The difference between this and a panicked escape is that you now have a destination you chose on purpose. You’re not running from the last bad thing. You’re walking toward a defined one.

A hand sorting options into two piles guided by a compass, representing scoring career choices against core values.

Where a tool helps you see your core values

Here’s the catch with values: they’re often clearest in hindsight and hardest to name in the moment. Most people can feel when work is wrong long before they can articulate why. That blank “name your top values” page is exactly where the method stalls.

That’s the gap CareerSeeker AI was built to close. The questions dig into what you valued and what drained you across past experiences – not just your skills – and turn those answers into a read on the conditions a role needs to meet for you to thrive. The career quiz takes about ten minutes and needs no account.
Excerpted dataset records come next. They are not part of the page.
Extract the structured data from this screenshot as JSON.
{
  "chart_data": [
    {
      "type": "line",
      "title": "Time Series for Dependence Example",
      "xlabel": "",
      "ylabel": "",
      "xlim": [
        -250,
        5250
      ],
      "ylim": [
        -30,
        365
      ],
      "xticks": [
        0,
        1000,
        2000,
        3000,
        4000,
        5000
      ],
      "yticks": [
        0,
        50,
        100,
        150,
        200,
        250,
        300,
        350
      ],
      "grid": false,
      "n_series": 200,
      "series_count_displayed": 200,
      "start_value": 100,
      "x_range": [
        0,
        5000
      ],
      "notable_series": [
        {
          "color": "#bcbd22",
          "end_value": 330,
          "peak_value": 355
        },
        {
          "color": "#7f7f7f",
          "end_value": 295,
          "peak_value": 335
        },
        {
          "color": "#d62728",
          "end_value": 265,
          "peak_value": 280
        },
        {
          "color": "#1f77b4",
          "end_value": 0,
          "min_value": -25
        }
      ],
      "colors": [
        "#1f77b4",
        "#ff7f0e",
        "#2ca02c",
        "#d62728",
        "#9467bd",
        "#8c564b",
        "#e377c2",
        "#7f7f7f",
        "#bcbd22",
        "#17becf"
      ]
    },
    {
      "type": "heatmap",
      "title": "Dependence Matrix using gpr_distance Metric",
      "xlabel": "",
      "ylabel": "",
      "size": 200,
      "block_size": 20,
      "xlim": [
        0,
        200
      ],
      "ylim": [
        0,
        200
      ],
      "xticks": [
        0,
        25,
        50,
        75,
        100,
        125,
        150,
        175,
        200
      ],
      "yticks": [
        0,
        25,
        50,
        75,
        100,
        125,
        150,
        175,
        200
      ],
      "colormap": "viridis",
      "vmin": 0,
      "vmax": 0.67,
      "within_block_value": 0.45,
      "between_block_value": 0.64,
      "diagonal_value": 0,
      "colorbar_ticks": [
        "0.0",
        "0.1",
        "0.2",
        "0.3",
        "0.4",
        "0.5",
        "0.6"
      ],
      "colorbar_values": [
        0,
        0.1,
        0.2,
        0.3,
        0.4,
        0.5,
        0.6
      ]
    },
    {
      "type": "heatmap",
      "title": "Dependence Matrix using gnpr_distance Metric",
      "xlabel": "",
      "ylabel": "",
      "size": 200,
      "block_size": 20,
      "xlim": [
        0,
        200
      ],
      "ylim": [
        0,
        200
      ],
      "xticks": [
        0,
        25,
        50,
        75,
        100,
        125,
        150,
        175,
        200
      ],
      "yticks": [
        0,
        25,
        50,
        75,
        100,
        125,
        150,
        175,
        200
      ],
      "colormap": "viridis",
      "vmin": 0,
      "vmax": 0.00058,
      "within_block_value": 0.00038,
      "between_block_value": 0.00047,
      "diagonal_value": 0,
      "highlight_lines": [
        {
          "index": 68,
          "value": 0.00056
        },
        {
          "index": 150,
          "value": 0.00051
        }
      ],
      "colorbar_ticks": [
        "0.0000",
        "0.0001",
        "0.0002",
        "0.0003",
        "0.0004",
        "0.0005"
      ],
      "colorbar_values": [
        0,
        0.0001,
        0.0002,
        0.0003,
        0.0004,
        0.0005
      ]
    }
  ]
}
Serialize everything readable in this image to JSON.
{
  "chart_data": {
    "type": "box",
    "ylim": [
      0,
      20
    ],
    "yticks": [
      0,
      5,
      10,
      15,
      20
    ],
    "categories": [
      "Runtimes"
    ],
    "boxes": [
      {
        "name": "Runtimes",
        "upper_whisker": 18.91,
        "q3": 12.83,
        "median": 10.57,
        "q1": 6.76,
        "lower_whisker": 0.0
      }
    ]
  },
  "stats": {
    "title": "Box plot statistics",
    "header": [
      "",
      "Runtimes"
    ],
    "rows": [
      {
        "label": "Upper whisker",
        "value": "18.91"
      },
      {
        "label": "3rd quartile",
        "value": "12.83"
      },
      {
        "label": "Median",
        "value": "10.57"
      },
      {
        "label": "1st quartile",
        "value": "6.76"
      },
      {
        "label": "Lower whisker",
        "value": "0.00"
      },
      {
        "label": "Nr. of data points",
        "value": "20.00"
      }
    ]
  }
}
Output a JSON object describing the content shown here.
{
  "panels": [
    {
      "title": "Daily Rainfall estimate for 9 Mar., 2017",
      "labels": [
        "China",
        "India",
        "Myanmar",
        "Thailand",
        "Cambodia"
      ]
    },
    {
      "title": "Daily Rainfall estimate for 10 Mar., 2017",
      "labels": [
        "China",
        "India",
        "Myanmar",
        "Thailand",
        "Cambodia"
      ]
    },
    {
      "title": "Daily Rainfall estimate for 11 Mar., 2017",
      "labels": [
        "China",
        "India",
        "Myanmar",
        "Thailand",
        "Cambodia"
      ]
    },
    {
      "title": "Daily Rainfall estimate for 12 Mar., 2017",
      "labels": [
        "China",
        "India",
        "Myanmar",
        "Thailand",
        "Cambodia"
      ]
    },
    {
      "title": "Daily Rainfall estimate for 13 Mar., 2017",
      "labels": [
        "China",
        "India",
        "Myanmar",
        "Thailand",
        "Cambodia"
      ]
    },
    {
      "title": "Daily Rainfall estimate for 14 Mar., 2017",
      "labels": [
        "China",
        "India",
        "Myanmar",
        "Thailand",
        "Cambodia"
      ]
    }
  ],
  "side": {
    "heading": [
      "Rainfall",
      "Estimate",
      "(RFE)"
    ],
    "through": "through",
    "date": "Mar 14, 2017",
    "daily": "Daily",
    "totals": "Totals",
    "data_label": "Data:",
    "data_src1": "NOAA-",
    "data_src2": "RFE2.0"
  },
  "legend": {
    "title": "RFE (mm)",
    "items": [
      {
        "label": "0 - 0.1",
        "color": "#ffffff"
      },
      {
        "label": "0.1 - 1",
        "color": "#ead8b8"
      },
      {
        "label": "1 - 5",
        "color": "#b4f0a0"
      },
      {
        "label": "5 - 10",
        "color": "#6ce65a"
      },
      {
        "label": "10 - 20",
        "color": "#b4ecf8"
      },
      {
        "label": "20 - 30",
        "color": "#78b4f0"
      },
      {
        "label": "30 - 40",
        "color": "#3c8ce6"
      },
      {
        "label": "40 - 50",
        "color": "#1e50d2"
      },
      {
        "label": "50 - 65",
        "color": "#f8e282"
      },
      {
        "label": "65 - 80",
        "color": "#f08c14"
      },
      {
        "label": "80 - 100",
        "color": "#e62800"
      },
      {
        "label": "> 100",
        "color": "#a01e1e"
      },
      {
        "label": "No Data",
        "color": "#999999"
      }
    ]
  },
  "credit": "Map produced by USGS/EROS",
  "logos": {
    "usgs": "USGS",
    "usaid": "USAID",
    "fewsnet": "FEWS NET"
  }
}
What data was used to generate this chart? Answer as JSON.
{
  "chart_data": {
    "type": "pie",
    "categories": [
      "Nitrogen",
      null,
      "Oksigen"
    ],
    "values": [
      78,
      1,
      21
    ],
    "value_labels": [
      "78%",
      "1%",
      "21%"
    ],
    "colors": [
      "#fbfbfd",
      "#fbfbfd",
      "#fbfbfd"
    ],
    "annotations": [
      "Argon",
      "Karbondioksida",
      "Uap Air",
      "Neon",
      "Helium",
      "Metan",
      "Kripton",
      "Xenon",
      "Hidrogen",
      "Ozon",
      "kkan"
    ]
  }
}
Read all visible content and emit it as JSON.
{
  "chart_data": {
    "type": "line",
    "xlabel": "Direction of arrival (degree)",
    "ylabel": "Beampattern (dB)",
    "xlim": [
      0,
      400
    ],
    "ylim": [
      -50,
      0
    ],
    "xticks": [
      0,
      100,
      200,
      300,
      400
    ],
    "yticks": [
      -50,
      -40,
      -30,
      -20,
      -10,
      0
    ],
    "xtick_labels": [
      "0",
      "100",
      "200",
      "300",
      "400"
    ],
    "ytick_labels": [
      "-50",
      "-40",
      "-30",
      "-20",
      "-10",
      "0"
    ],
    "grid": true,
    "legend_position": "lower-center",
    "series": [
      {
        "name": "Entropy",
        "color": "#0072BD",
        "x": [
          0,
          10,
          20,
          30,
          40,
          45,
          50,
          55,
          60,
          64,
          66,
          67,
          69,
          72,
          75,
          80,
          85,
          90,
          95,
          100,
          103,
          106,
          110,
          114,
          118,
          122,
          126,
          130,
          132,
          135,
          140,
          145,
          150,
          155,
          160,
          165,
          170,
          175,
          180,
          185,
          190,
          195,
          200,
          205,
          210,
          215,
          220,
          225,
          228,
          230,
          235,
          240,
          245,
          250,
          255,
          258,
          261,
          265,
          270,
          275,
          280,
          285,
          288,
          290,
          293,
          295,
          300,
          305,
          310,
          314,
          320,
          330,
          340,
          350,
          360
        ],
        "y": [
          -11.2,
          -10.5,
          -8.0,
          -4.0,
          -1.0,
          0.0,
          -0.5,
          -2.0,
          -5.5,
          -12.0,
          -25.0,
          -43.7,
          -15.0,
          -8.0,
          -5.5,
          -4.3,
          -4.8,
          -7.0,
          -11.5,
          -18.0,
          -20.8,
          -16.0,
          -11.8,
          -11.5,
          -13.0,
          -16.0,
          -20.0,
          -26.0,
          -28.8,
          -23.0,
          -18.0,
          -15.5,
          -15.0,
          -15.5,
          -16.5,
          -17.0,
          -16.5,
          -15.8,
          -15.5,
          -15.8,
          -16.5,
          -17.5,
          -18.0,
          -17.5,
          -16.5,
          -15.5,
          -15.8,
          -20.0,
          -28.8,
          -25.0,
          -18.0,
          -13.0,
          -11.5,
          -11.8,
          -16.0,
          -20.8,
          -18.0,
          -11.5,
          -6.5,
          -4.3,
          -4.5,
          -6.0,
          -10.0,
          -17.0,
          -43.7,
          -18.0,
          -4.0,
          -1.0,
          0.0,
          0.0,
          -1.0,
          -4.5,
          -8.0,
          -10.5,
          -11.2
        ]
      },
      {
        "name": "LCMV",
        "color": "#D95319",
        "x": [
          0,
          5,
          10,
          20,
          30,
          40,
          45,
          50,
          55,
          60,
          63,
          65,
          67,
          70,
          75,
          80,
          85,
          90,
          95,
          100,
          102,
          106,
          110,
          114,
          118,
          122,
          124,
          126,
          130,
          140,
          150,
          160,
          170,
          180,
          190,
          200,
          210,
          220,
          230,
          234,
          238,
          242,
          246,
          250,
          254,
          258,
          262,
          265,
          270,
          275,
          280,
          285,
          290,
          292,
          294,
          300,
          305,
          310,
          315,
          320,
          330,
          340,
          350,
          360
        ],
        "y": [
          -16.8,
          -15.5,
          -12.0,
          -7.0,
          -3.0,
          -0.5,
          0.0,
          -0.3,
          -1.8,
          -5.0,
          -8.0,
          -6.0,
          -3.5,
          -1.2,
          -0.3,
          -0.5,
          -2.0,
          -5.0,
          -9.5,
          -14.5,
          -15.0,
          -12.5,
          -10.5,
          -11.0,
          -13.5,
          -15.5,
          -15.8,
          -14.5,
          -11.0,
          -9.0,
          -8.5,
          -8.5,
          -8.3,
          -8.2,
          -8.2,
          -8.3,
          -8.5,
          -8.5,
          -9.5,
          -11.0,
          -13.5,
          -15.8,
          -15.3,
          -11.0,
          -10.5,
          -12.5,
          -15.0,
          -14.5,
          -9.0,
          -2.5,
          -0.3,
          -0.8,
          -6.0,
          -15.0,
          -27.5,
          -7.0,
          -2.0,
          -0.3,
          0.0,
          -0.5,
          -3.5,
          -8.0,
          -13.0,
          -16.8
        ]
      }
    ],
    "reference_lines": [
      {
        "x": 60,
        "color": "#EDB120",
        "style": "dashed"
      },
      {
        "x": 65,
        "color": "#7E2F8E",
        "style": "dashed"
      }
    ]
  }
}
The deeper Career Plans take it further, translating your values and history into specific directions with the reasoning attached – so you’re not just told what might fit, but why, in terms you can argue with. It’s the difference between a vague pull away from where you are and a clear sense of where you’re actually trying to go. For more on naming a direction when you feel completely stuck, the step-by-step guide to finding a career when you feel lost pairs well with this.

The honest heads-up

Knowing your values doesn’t make hard choices easy. It makes them clearer – which is not the same thing. You’ll still face trade-offs where two real values pull against each other, and no framework resolves those for you. A compass tells you which way is north. It doesn’t walk the trail.

What it does do is end the specific trap this whole piece is about: changing jobs over and over without ever changing the thing underneath. Stop solving for “not this.” Start solving for “this, because it fits what I actually value.” That single shift is the difference between running for the rest of your career and finally arriving somewhere you meant to be.